What do you know to be true?
What have you learned about how to be a human being in this world?
What has life taught you that you’d want to pass on to those you love?
Taken all together, these truths are your “torah.” (Torah, in Hebrew, means “teaching.”)
Every person writes a Torah with their life. It’s a personal collection of wisdom gathered from our experiences and stories.
The great Hasidic master Yehudah Aryeh Leib Alter, known as the Sfat Emet says it like this:
Every person has his or her own piece of Torah. The complete Torah was given to the Jewish people as a whole. However, each person has a personal teaching, his or her own Torah, inside them. This is hidden within the soul. There is a piece of Torah that can be learned from every person.
As we get ready to celebrate the giving and receiving of our collective Torah on Shavuot, I’m reminded to revisit what I believe to be true. The rabbis believed that the Torah that was given and received on Mt. Sinai revealed wisdom that is ongoing and living. It’s what we “know to be true” as a people.

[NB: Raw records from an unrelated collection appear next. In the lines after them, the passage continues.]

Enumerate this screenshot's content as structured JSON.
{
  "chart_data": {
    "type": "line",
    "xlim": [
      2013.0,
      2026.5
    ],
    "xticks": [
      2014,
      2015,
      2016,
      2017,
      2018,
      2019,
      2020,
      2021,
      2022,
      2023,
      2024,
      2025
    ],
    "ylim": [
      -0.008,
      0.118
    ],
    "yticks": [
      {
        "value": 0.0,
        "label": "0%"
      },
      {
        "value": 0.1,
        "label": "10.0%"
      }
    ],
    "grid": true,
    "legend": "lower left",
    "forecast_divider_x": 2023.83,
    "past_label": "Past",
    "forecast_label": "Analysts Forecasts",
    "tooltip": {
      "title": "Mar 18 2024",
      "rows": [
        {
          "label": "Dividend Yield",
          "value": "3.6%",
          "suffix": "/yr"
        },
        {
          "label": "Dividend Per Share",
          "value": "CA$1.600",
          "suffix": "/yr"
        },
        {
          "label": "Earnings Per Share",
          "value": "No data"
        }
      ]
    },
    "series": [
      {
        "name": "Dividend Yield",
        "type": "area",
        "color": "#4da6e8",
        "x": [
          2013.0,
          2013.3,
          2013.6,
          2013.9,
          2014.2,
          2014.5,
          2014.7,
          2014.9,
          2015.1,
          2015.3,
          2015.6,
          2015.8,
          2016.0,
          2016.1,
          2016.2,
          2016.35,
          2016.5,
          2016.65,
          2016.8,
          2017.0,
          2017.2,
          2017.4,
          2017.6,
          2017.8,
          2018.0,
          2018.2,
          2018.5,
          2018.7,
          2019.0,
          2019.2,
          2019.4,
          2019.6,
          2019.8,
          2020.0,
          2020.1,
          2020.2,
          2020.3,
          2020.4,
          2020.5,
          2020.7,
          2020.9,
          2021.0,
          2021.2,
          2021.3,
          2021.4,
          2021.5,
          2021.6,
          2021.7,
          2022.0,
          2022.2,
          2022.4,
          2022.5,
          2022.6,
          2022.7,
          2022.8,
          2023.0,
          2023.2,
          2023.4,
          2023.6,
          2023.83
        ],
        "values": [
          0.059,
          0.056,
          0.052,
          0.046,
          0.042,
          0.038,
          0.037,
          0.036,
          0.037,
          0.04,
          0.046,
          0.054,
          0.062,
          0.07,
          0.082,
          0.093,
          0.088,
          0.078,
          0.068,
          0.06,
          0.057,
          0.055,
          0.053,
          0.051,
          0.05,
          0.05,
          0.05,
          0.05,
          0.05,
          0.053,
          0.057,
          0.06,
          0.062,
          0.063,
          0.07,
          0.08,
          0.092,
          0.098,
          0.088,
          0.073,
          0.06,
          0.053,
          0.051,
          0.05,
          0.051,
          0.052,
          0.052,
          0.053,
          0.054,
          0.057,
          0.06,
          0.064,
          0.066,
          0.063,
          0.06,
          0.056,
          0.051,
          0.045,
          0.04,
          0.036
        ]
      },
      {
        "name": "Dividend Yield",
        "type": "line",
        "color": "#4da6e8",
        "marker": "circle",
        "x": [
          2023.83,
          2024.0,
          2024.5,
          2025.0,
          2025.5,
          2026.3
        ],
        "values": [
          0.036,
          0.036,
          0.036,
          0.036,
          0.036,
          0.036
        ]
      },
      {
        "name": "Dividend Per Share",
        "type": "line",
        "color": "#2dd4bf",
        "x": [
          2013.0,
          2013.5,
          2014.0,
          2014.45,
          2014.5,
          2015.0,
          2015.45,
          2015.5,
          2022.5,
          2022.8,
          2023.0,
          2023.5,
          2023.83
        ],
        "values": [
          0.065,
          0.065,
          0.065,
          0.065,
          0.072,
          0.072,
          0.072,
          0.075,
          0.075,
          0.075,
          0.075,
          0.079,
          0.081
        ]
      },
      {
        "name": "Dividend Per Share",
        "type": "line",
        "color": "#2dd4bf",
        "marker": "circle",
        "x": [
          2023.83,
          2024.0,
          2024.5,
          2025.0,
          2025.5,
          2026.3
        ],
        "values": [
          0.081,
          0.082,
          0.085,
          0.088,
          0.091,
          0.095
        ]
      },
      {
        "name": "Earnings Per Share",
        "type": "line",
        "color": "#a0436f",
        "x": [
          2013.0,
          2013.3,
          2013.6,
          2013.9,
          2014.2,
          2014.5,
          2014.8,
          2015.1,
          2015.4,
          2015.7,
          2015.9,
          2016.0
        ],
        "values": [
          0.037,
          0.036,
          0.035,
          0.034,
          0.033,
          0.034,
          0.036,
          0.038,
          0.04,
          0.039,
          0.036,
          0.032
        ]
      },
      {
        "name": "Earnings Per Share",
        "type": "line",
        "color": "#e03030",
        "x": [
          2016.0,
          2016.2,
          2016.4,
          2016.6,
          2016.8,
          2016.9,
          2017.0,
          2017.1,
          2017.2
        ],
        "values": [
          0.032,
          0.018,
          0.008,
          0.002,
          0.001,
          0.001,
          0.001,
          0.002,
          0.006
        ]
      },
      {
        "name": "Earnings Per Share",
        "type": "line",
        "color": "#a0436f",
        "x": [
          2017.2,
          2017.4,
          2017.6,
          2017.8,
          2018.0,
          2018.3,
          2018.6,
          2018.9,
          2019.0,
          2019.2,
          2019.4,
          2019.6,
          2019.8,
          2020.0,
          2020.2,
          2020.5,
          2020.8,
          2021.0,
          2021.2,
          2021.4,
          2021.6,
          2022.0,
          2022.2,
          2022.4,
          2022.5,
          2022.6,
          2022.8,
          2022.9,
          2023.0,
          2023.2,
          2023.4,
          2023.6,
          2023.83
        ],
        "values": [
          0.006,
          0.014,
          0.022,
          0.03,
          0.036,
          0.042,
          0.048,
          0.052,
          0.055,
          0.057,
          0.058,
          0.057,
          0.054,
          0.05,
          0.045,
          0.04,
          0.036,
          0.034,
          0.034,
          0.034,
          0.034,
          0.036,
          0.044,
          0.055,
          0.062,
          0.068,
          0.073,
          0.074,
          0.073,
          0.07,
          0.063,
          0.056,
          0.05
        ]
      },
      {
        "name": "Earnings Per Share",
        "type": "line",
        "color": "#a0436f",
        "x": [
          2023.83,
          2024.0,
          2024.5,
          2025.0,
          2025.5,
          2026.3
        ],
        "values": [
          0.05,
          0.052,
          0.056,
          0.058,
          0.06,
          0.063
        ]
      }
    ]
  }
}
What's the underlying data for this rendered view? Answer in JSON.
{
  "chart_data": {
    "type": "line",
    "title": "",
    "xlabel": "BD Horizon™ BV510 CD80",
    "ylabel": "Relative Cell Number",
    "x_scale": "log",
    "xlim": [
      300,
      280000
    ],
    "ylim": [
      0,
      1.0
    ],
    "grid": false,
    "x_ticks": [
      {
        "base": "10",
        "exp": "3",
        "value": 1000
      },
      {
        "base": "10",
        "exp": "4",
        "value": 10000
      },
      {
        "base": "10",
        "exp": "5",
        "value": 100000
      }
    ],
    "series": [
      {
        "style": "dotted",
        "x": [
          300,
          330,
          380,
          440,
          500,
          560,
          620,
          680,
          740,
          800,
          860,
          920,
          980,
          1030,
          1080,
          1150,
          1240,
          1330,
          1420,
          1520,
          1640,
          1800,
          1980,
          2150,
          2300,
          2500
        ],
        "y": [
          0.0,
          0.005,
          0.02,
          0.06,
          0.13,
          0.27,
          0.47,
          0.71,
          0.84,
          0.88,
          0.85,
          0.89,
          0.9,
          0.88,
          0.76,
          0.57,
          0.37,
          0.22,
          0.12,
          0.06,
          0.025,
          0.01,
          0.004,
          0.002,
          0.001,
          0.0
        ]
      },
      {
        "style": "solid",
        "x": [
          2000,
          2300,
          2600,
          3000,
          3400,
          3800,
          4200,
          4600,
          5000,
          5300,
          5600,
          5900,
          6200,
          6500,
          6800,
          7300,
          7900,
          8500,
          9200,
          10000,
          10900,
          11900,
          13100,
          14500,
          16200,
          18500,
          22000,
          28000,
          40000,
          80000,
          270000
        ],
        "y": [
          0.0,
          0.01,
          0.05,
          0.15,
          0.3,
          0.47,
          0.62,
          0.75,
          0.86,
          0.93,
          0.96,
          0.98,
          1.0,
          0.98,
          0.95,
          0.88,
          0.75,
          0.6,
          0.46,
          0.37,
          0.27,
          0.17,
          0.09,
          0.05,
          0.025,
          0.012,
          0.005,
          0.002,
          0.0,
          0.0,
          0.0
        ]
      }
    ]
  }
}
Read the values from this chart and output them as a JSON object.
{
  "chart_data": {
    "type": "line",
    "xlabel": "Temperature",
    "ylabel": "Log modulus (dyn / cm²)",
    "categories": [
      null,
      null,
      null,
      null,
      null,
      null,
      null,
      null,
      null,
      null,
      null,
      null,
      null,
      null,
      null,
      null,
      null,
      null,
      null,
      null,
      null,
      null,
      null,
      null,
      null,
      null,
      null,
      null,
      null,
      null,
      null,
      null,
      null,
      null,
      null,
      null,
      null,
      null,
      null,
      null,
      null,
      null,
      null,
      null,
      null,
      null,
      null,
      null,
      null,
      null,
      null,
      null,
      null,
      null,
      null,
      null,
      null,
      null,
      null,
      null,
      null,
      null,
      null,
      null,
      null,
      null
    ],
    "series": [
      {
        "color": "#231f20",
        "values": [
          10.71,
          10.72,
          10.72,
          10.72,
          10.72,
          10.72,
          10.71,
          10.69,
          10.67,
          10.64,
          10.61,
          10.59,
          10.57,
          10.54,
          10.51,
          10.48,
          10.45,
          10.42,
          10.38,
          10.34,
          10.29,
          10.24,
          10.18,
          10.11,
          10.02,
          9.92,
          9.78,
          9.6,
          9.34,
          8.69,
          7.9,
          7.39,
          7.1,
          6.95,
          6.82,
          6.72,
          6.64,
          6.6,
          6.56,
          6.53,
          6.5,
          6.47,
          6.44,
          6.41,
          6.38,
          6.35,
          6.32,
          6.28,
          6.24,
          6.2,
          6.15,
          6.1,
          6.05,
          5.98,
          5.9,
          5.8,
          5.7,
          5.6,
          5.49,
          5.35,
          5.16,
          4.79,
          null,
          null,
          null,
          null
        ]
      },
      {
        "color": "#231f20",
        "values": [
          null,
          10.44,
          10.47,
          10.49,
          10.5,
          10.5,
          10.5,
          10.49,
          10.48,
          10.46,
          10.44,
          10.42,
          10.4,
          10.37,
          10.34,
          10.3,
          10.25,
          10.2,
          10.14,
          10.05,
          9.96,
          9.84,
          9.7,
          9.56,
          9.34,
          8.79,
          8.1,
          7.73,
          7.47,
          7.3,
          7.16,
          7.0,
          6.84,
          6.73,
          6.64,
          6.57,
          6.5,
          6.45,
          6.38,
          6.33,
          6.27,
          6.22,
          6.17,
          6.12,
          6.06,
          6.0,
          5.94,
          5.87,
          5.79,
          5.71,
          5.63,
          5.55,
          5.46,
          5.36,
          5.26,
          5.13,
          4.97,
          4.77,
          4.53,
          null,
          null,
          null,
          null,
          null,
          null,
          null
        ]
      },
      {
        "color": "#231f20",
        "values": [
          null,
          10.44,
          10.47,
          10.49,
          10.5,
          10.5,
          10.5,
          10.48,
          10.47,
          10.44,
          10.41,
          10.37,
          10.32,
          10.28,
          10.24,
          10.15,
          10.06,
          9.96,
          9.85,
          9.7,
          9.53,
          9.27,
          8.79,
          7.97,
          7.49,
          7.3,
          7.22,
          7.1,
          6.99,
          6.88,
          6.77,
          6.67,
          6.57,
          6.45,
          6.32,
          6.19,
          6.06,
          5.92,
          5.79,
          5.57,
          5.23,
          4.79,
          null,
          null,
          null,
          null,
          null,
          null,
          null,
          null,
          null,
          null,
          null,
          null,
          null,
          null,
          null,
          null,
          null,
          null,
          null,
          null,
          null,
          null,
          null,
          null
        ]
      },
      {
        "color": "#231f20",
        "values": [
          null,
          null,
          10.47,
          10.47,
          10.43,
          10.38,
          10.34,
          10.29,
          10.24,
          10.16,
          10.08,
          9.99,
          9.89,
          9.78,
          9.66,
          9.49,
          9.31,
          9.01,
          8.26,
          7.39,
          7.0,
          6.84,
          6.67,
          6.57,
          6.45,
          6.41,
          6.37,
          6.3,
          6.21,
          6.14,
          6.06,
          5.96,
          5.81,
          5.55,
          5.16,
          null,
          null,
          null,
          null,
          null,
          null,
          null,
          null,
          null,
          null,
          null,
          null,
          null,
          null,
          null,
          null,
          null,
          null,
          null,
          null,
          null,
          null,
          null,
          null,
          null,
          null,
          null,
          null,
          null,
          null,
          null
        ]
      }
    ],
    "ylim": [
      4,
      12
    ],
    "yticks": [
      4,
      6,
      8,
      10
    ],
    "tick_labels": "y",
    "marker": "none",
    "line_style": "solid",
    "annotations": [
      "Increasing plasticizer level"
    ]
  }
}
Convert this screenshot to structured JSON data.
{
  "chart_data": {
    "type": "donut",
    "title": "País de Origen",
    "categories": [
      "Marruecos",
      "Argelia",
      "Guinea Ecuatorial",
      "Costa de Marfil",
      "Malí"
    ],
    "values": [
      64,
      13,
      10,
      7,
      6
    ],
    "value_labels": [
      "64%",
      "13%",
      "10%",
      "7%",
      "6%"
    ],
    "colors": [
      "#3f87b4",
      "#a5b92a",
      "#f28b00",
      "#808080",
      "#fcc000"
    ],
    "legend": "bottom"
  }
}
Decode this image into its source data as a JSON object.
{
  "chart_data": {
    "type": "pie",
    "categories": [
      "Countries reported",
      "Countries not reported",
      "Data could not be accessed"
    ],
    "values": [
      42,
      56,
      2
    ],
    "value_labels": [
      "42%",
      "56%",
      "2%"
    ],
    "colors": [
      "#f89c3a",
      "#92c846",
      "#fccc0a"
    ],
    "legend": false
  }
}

I have found it instructive to think about HOW I came to these truths as well.
My torah is not simply made up of platitudes found in a book.
No, these truths are hard-won, often the result of difficult experiences, trial and error.
Yet – those are the best kind of lessons because gaining wisdom from pain is “wrestling a blessing” like our ancestor Jacob did when he struggled with that man ( the ish.) After that night of wrestling, he gets a new name – he is forever changed.
Here are a few bits of wisdom from my own life. What are yours?
- In order to grow a beautiful garden, I need to build the soil. And this takes time. I need to assess the state of the soil so that the roots can grow. The invisible is as important as the visible: the microbes and earthworms and minerals need to be tended so that the showy flowers and vegetables put into the soil will be solidly rooted.
- And how did I come to this piece of wisdom that I have not only applied to gardens, but to relationships and groups and raising children…? By failing at my first garden attempt. And then, seeking out books, classes, and experts to learn how to do it right.
- When I feel unhappy or lonely, reaching out to help someone else really helps me! When I extend my hand to others who are in pain, I’m lifted to a new consciousness. I can’t stay stuck when I am being present for another human being.
- This insight came to me when I was a freshman in college, going through a spate of depression. I remember distinctly the moment when one of my dorm mates was going through an even harder time. I sat with her, listened and when I got up from that conversation, I felt my own depression fade. And I remember saying to myself: remember this: when I’m in a bad place, reach out to help someone else.
- Pay attention to how I feel inside when I’m in a friendship. If I find myself judging my words and actions, or feel “less than”, or worry about my value when I’m with another person, I need to re-assess the relationship. Real friends lift us up. Real friends like us just as we ARE and help us remember who we are.
- I learned this after several friendships in which I did NOT feel good about myself. I stayed too long in some of them. This was such a huge learning for me that I taught my kids when they were little to make sure they checked in with their own hearts when they were in a friendship: did they feel good about who they were when they were with a particular friend? did they feel put down or devalued in any way? If so, that person was not worth their energy.
When I officiate a funeral, I always meet with the family of the person who has died. Essentially, I want to know what that person’s torah was. And so I ask: What did you learn from him or her? What did she stand for? What were his deepest-held beliefs? What legacy did they leave for you?
Each person has a Torah, unique to that person, his or her innermost teaching. Some seem to know their Torahs very early in life and speak and sing them in a myriad of ways. Others spend their whole lives stammering, shaping, and rehearsing them. Some are long, some short. Some are intricate and poetic, others are only a few words, and still others can only be spoken through gesture and example. But every soul has a Torah. To hear another say Torah is a precious gift. For each soul, by the time of his or her final hour, the Torah is complete, the teaching done. Rabbi Lawrence Kushner, God Was in This Place and I, I Did Not Know: Finding Self, Spirituality and Ultimate Meaning. Woodstock, VT: Jewish Lights Publishing, 1993, 177
And because I can’t help myself – I have to add a few lyrics from the Broadway musical, Hamilton. From Alexander Hamilton as he lay dying: “Legacy. “What is a legacy? It’s planting seeds in a garden you never get to see…” and his question to Aaron Burr: “If you stand for nothing, Burr, what will you fall for?” (lyrics by Lin-Manuel Miranda)
Please share from your own torah:
What do you stand for?
What are your deepest held beliefs?
When I really got this, it also made me appreciate the torah of others and to hold their stories with reverence.
This Shavuot – find a place to study our collective Torah, and to be in community where our individual torahs are shared.